Being still in its infancy, studies on the beneficial effects of postbiotics on metabolic diseases are largely performed in animals. Ali Osman and colleagues emphasized the role of the lipolytic postbiotic Lactobacillus paracasei on the metabolism of this lipid, as well as the possibility of being a substitute for atorvastatin. This postbiotic was administered to rats on a high-fat diet (HFD) and was compared to rats receiving atorvastatin for 9 weeks. The postbiotic decreased serum lipid and triglyceride levels. The high uptake activity of DPPH (1,1-diphenyl-2-picrilhydrazyl) and ABTS [2,2′-azino-bis (3-ethyl benzothiazolin-6-sulfonic acid)] as well as the high activities of antioxidant enzymes, such as be superoxide dismutase (SOD), catalase (CAT) and glutathione peroxidase (GSH-px) of postbiotic Lactobacillus paracasei (cell-free extract), may explain the effectiveness of this postbiotic in its fight against metabolic syndrome [114].

Another study where the beneficial effect of postbiotics is highlighted is the one conducted by Jaehoon Lee and his collaborators, where he studied the mechanism of the action of Lactobacillus plantarum (L-14) and the results of regular administration on a group of mice that had a high-fat diet. Thus, in his study, 3T3-L1 mouse pre-adipocyte cells and human bone marrow mesenchymal stem cells (hBM-MSC) were treated with Lactobacillus plantarum L-14 extracts every 2 days and analyzed both at the cellular and molecular level. The L-14 extract was given to mice that had a high-fat diet and compared to a group of mice that did not receive L-14 for a period of 7 weeks. At the end of the study, it was observed that L-14 inhibited 3T3-L1 and hBM-MSC differentiation in mature adipocytes by regulating the AMPK signaling pathway in the early stages of adipogenic differentiation. Weight loss in the group of mice receiving L-14 was also observed [115].

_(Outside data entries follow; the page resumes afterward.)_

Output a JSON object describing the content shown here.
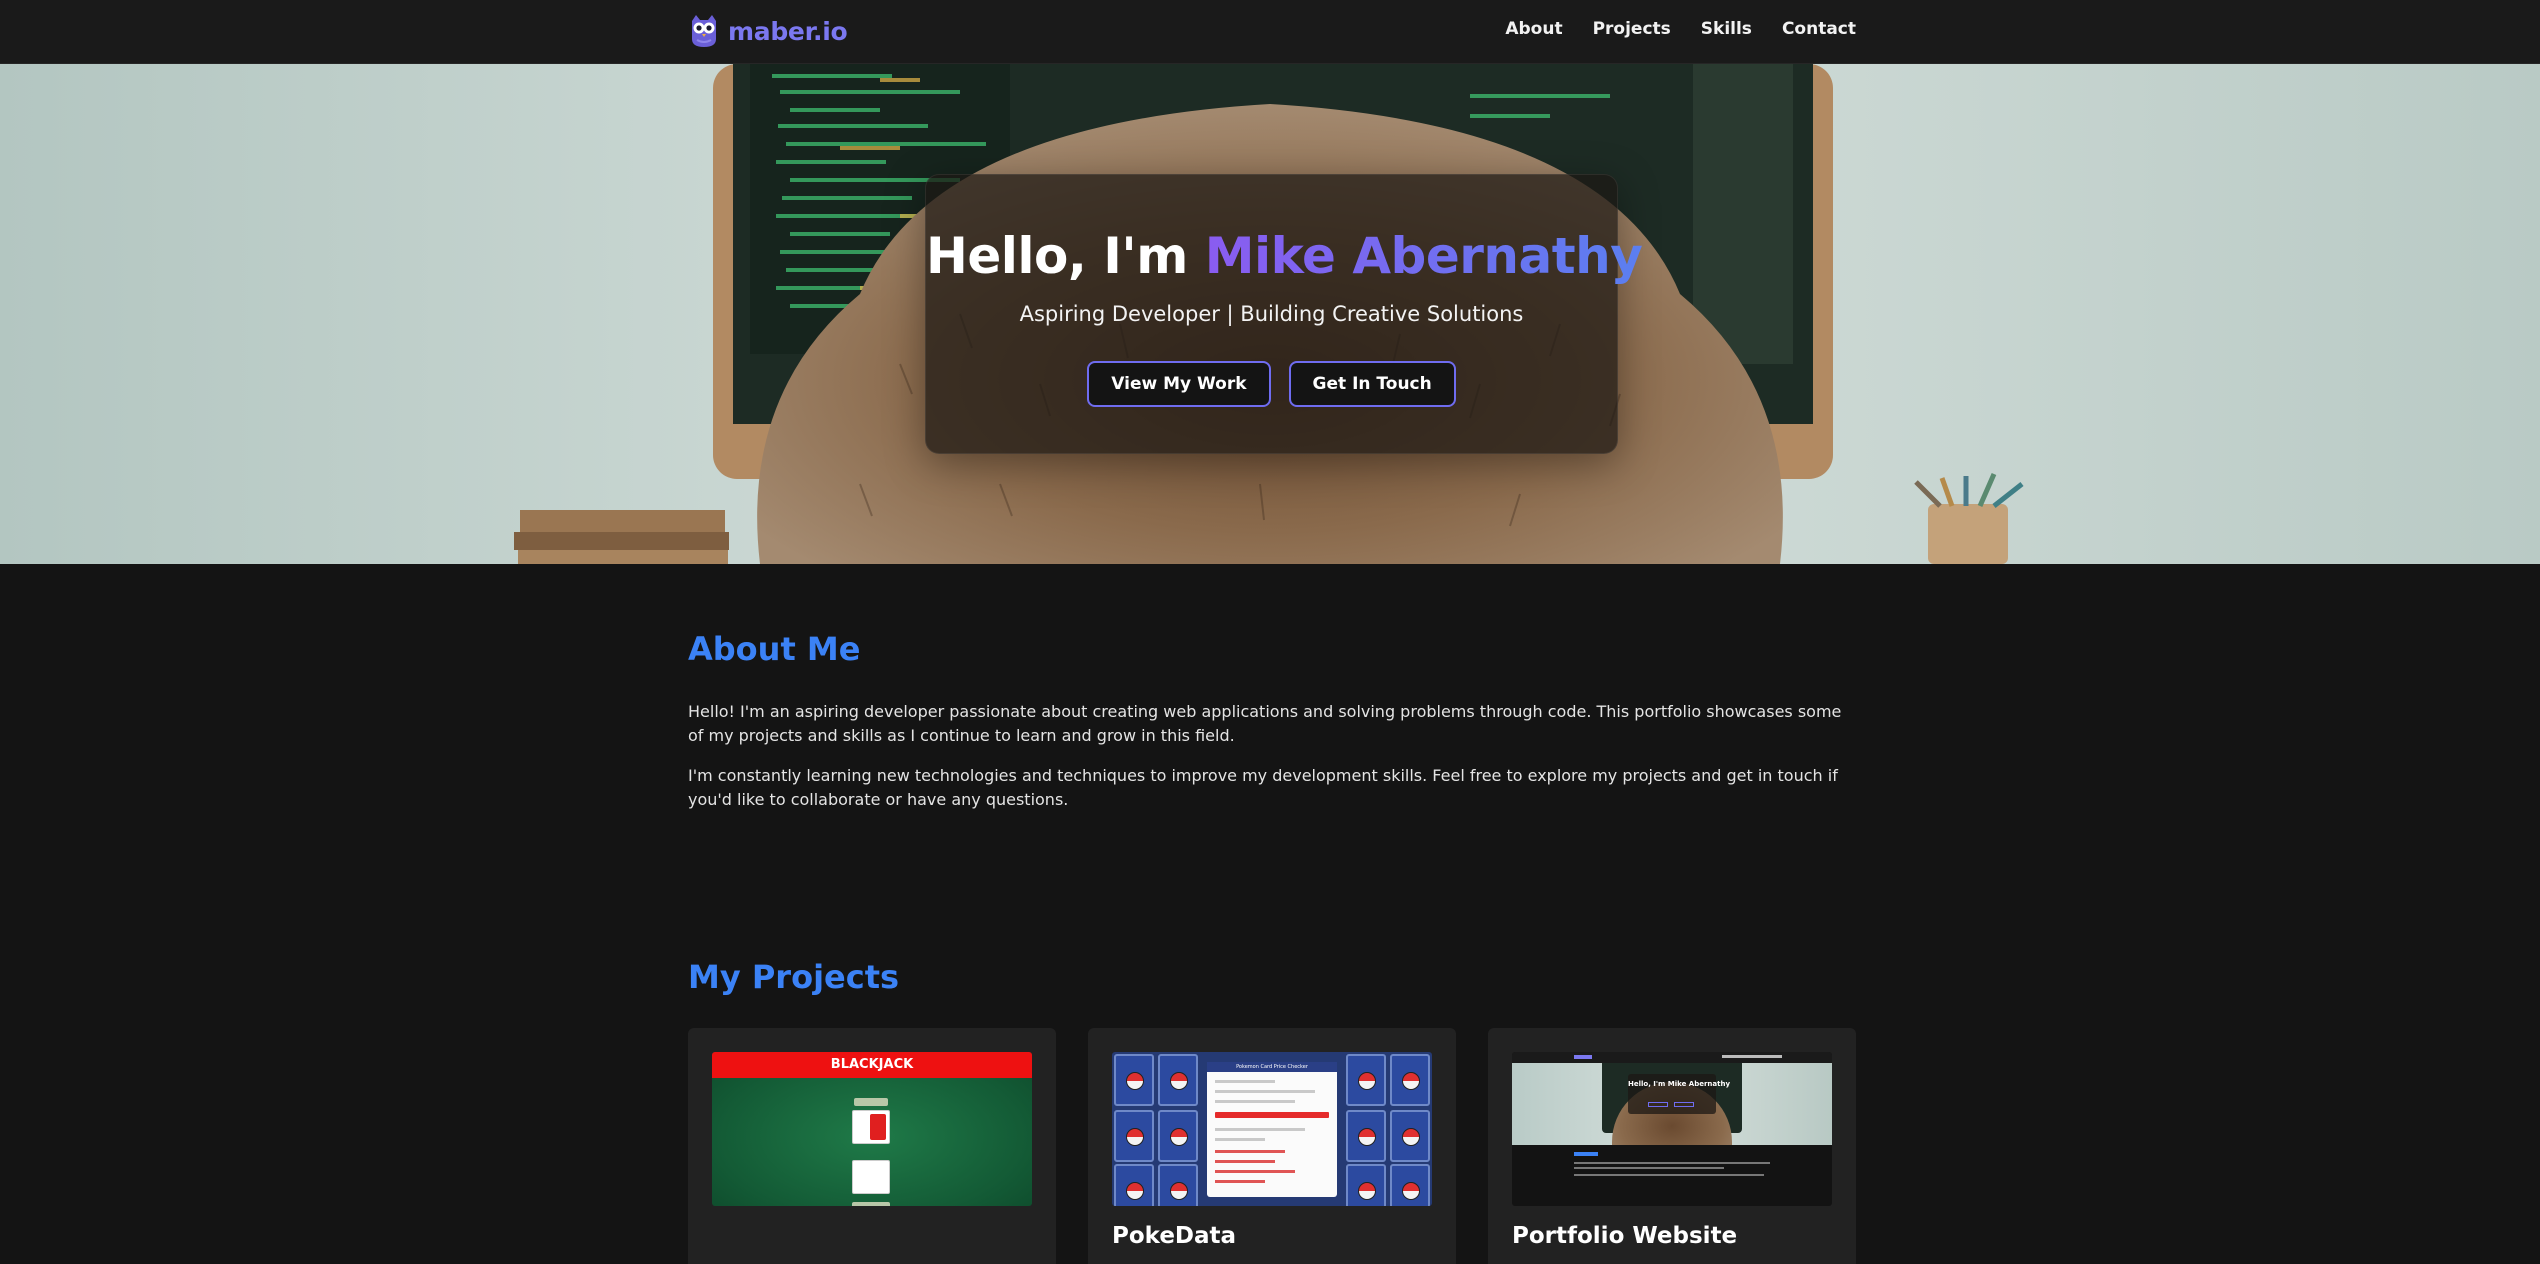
{
  "nav": {
    "brand": "maber.io",
    "links": [
      "About",
      "Projects",
      "Skills",
      "Contact"
    ]
  },
  "hero": {
    "greeting": "Hello, I'm ",
    "name": "Mike Abernathy",
    "subtitle": "Aspiring Developer | Building Creative Solutions",
    "primary_button": "View My Work",
    "secondary_button": "Get In Touch"
  },
  "about": {
    "title": "About Me",
    "paragraphs": [
      "Hello! I'm an aspiring developer passionate about creating web applications and solving problems through code. This portfolio showcases some of my projects and skills as I continue to learn and grow in this field.",
      "I'm constantly learning new technologies and techniques to improve my development skills. Feel free to explore my projects and get in touch if you'd like to collaborate or have any questions."
    ]
  },
  "projects": {
    "title": "My Projects",
    "items": [
      {
        "title": "",
        "thumb_label": "BLACKJACK"
      },
      {
        "title": "PokeData",
        "thumb_label": "Pokemon Card Price Checker"
      },
      {
        "title": "Portfolio Website",
        "thumb_label": "Hello, I'm Mike Abernathy"
      }
    ]
  },
  "colors": {
    "accent_blue": "#3b82f6",
    "brand_purple": "#7b78f0",
    "name_gradient_start": "#8a5cf0",
    "name_gradient_end": "#5b7ff0",
    "button_border": "#6f6cf0",
    "page_bg": "#141414"
  }
}
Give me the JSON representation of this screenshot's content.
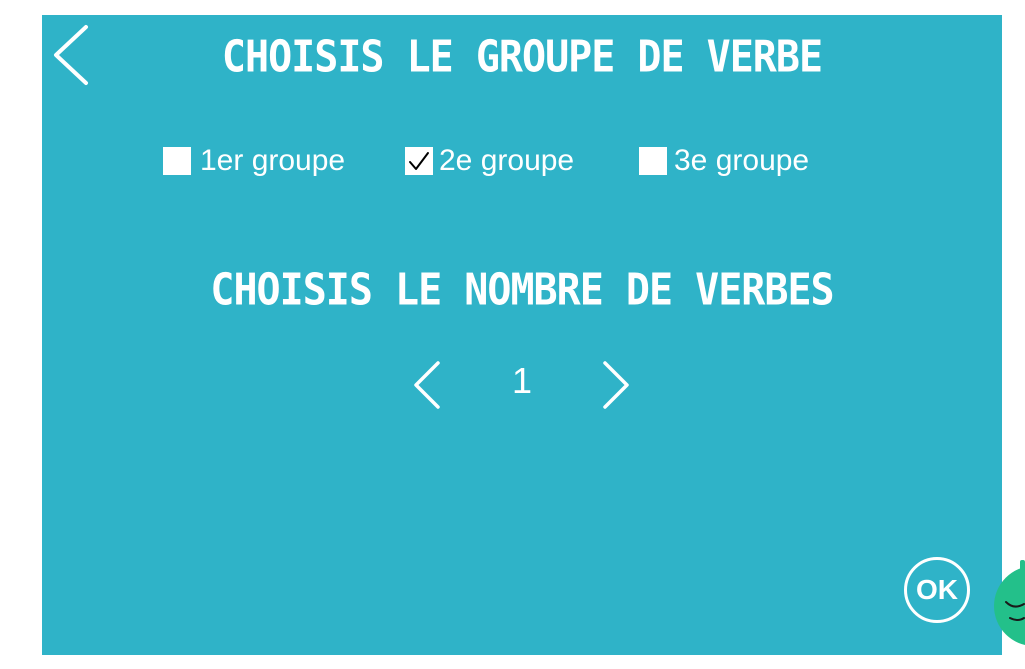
{
  "header": {
    "back_icon": "chevron-left-icon",
    "title": "CHOISIS LE GROUPE DE VERBE"
  },
  "groups": {
    "options": [
      {
        "label": "1er groupe",
        "checked": false
      },
      {
        "label": "2e groupe",
        "checked": true
      },
      {
        "label": "3e groupe",
        "checked": false
      }
    ]
  },
  "count": {
    "title": "CHOISIS LE NOMBRE DE VERBES",
    "value": "1",
    "prev_icon": "chevron-left-icon",
    "next_icon": "chevron-right-icon"
  },
  "actions": {
    "ok_label": "OK"
  },
  "colors": {
    "panel_background": "#2fb3c8",
    "foreground": "#ffffff",
    "mascot": "#23c08a"
  }
}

Another postbiotic that has beneficial effects on obesity and insulin resistance is the bacterial cell wall-derived muramil dipeptide (MDP). This is an insulin sensitizing postbiotic. Its administration reduced fat inflammation and glucose intolerance in obese mice. MDP has also been shown to reduce hepatic insulin resistance [116].

6. Conclusions

There is a close link between metabolic diseases and the intestinal microbiota, and it has been shown that the latter plays an important role in the development of obesity, type 2 diabetes mellitus and non-alcoholic fatty liver disease. Therefore, it is feasible to say that modeling it through external approaches can bring beneficial effects on the host organism. These approaches are represented by the external administration of biotics family members. The findings and scientific research conducted so far strengthen the idea of the potential impact of family members of biotics, a perspective that could be particularly important in the era of personalized medicine. Knowledge about the biotics family remains limited and further studies are needed to establish the beneficial effects on metabolic diseases. Despite several studies addressing each class of the biotics family currently available, there are still limitations that are related to the number of participants, the duration of treatment or the geographical expansion. Therefore, future studies in this field should seek to correct these disadvantages in order to have the most diverse results possible.